CHIESA O ORATORIO DEL CONFALLONE (SS. Sacramento) – trasformata -
E' ancora un corpo di fabbricato allineato con gli altri fabbricati della via e con essi incorporato. L'interno, dopo l' incendio del 1960, non ha alcunché di rilievo. E' un unico vano spoglio e disadorno, perché dall'epoca dell'incendio è stata sconsacrata ed oggi adibita a garage. Era della Confraternita del SS. Sacramento detta pure del Confallone. Non ne parla nessuna Visita Pastorale.

CHIESA O ORATORIO DI S. GRATILIANO – distrutta -
Attualmente non è identificabile tra le chiese esistenti, tutto fa pensare che doveva essere ubicata a fianco dell' attuale Chiesa Parrocchiale e precisamente sulla destra della facciata dove attualmente si passa per andare in
Sagrestia.

CHIESA O ORATORIO DI S. MARIA ASSUNTA – distrutta -
Era stato costruito dal Principe Andrea Giustiniani nel 1654 in legno, fuori dal suo Palazzo, non si capisce a quale scopo. E' ricordato nelle Visite Pastorali. Oggi non c'è più e non se ne ha più traccia di dove era.
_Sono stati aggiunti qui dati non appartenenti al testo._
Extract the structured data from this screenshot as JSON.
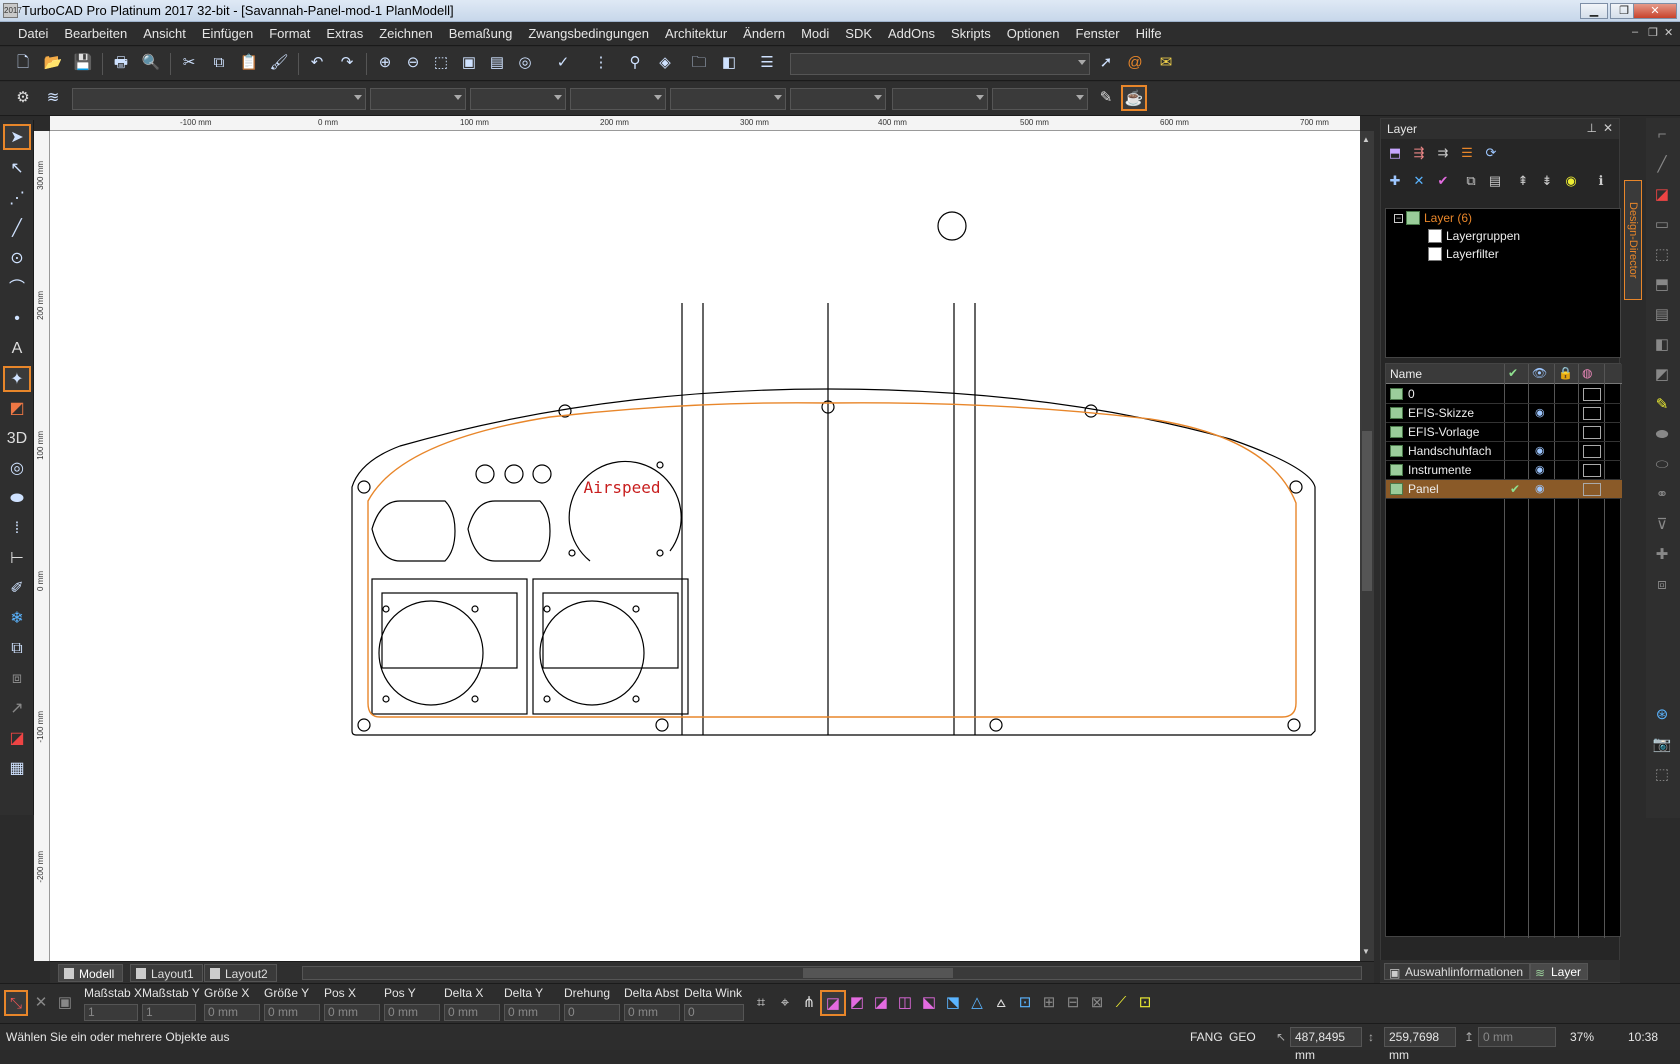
{
  "window": {
    "title": "TurboCAD Pro Platinum 2017 32-bit - [Savannah-Panel-mod-1 PlanModell]",
    "app_icon_text": "2017"
  },
  "menu": [
    "Datei",
    "Bearbeiten",
    "Ansicht",
    "Einfügen",
    "Format",
    "Extras",
    "Zeichnen",
    "Bemaßung",
    "Zwangsbedingungen",
    "Architektur",
    "Ändern",
    "Modi",
    "SDK",
    "AddOns",
    "Skripts",
    "Optionen",
    "Fenster",
    "Hilfe"
  ],
  "ruler": {
    "h_labels": [
      "-100 mm",
      "0 mm",
      "100 mm",
      "200 mm",
      "300 mm",
      "400 mm",
      "500 mm",
      "600 mm",
      "700 mm"
    ],
    "v_labels": [
      "300 mm",
      "200 mm",
      "100 mm",
      "0 mm",
      "-100 mm",
      "-200 mm"
    ]
  },
  "drawing": {
    "airspeed_label": "Airspeed"
  },
  "layout_tabs": [
    "Modell",
    "Layout1",
    "Layout2"
  ],
  "layer_panel": {
    "title": "Layer",
    "design_director": "Design-Director",
    "tree": {
      "root": "Layer (6)",
      "children": [
        "Layergruppen",
        "Layerfilter"
      ]
    },
    "table_header": "Name",
    "layers": [
      {
        "name": "0",
        "active": false,
        "visible": false,
        "selected": false
      },
      {
        "name": "EFIS-Skizze",
        "active": false,
        "visible": true,
        "selected": false
      },
      {
        "name": "EFIS-Vorlage",
        "active": false,
        "visible": false,
        "selected": false
      },
      {
        "name": "Handschuhfach",
        "active": false,
        "visible": true,
        "selected": false
      },
      {
        "name": "Instrumente",
        "active": false,
        "visible": true,
        "selected": false
      },
      {
        "name": "Panel",
        "active": true,
        "visible": true,
        "selected": true
      }
    ],
    "bottom_tabs": [
      "Auswahlinformationen",
      "Layer"
    ]
  },
  "properties": {
    "fields": [
      {
        "label": "Maßstab X",
        "value": "1"
      },
      {
        "label": "Maßstab Y",
        "value": "1"
      },
      {
        "label": "Größe X",
        "value": "0 mm"
      },
      {
        "label": "Größe Y",
        "value": "0 mm"
      },
      {
        "label": "Pos X",
        "value": "0 mm"
      },
      {
        "label": "Pos Y",
        "value": "0 mm"
      },
      {
        "label": "Delta X",
        "value": "0 mm"
      },
      {
        "label": "Delta Y",
        "value": "0 mm"
      },
      {
        "label": "Drehung",
        "value": "0"
      },
      {
        "label": "Delta Abst",
        "value": "0 mm"
      },
      {
        "label": "Delta Wink",
        "value": "0"
      }
    ]
  },
  "status": {
    "message": "Wählen Sie ein oder mehrere Objekte aus",
    "fang": "FANG",
    "geo": "GEO",
    "x": "487,8495 mm",
    "y": "259,7698 mm",
    "z": "0 mm",
    "zoom": "37%",
    "time": "10:38"
  }
}
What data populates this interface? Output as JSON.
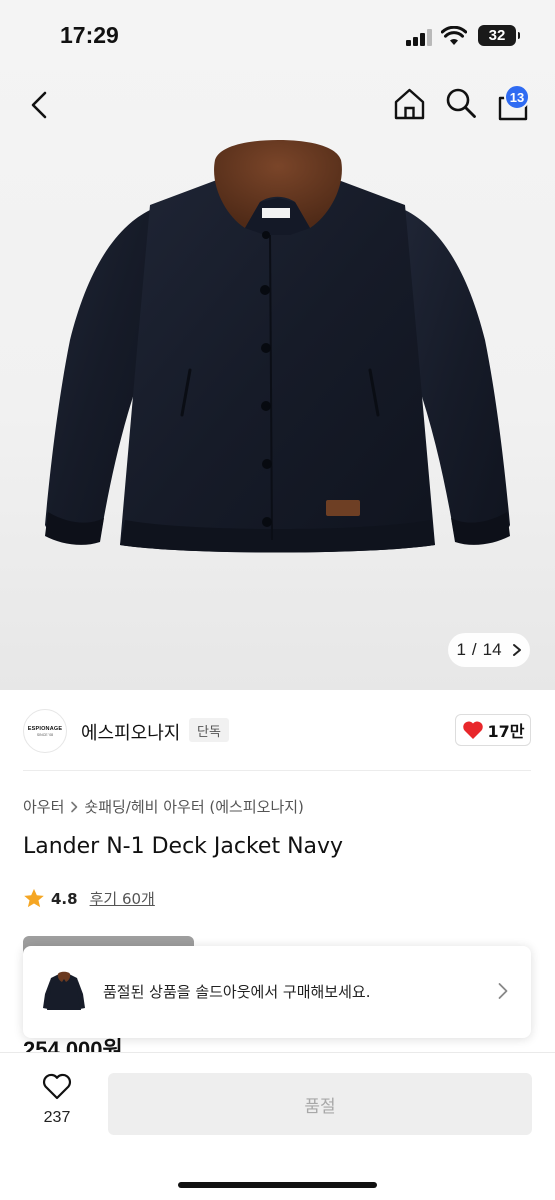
{
  "status_bar": {
    "time": "17:29",
    "battery": "32"
  },
  "header": {
    "cart_count": "13",
    "icons": [
      "back-chevron-icon",
      "home-icon",
      "search-icon",
      "shopping-bag-icon"
    ],
    "badge_color": "#2f6bf2"
  },
  "gallery": {
    "current": "1",
    "separator": "/",
    "total": "14"
  },
  "brand": {
    "logo_line1": "ESPIONAGE",
    "logo_line2": "SINCE '08",
    "name": "에스피오나지",
    "tag": "단독",
    "likes": "17만"
  },
  "product": {
    "breadcrumb": [
      "아우터",
      "숏패딩/헤비 아우터 (에스피오나지)"
    ],
    "title": "Lander N-1 Deck Jacket Navy",
    "rating": "4.8",
    "review_label": "후기 60개",
    "price": "254,000원"
  },
  "soldout_banner": {
    "text": "품절된 상품을 솔드아웃에서 구매해보세요."
  },
  "bottom": {
    "wish_count": "237",
    "buy_label": "품절"
  },
  "colors": {
    "heart": "#e8272b",
    "star": "#f5a623",
    "disabled_button": "#eeeeee"
  }
}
CHIESA DI S. MARIA DEL MONTICELLO - distrutta -
Risale a prima del 1574 ed è distinta da Santa Maria dei Monti. E' scritto che è fuori dalle mura ed è retta quasi fosse annessa con i fratelli della Disciplina. Successivamente non se ne parla più e non si sa dove era ubicata.

Ho scritto un po' di storia di queste chiese di Bassano con il desiderio di sollecitare la nostra curiosità ma soprattutto con la speranza di ritrovare quel senso di amore e di appartenenza, troppo spesso assente, verso il nostro straordinario paese, ricco di storia e di tradizioni.